Research on borderline lichens draws on microscopy, molecular phylogenetics, and culture-based experiments, often in combination. Light microscopy is widely used for describing ascoma anatomy, and Kohlmeyer and co-authors used line drawings to document and clarify the nomenclature of Mastodia and Collemopsidium. Because many borderline lichens are immersed within their substrates, specialized imaging is often required. Pérez-Ortega and co-authors used scanning electron microscopy in backscattered electron mode (SEM-BSE) to explore fine-scale interactions between endolithic fungi and calcareous shells, while Fernández-Brime and co-authors applied fluorescence in situ hybridisation combined with confocal laser scanning microscopy (FISH-CLSM) to localize bacterial communities within the loose mycelia of the Schizoxylon system.

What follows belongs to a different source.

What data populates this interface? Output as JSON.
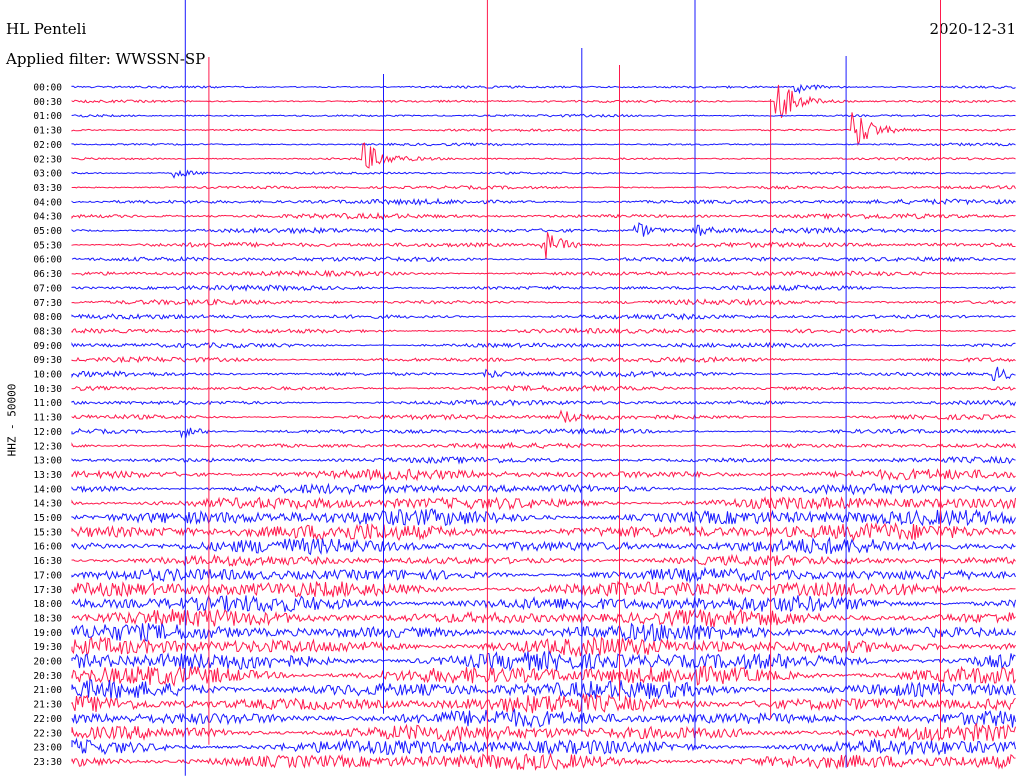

Molecular phylogenetics and species delimitation methods have revealed hidden diversity within borderline lichen groups. Pérez-Ortega and co-authors combined multi-locus phylogenetic analyses with GMYC-based species delimitation to resolve lineages within Collemopsidiales, while Garrido-Benavent and co-authors applied multilocus sequence analyses to explore species boundaries among the Prasiola photobionts associated with Mastodia tessellata. Culture-based experiments complement these molecular approaches. Muggia and co-authors conducted co-cultivation trials with Hortaea werneckii and Dunaliella under multiple media and cultivation conditions to test whether the two organisms would develop lichen-like organization when grown together.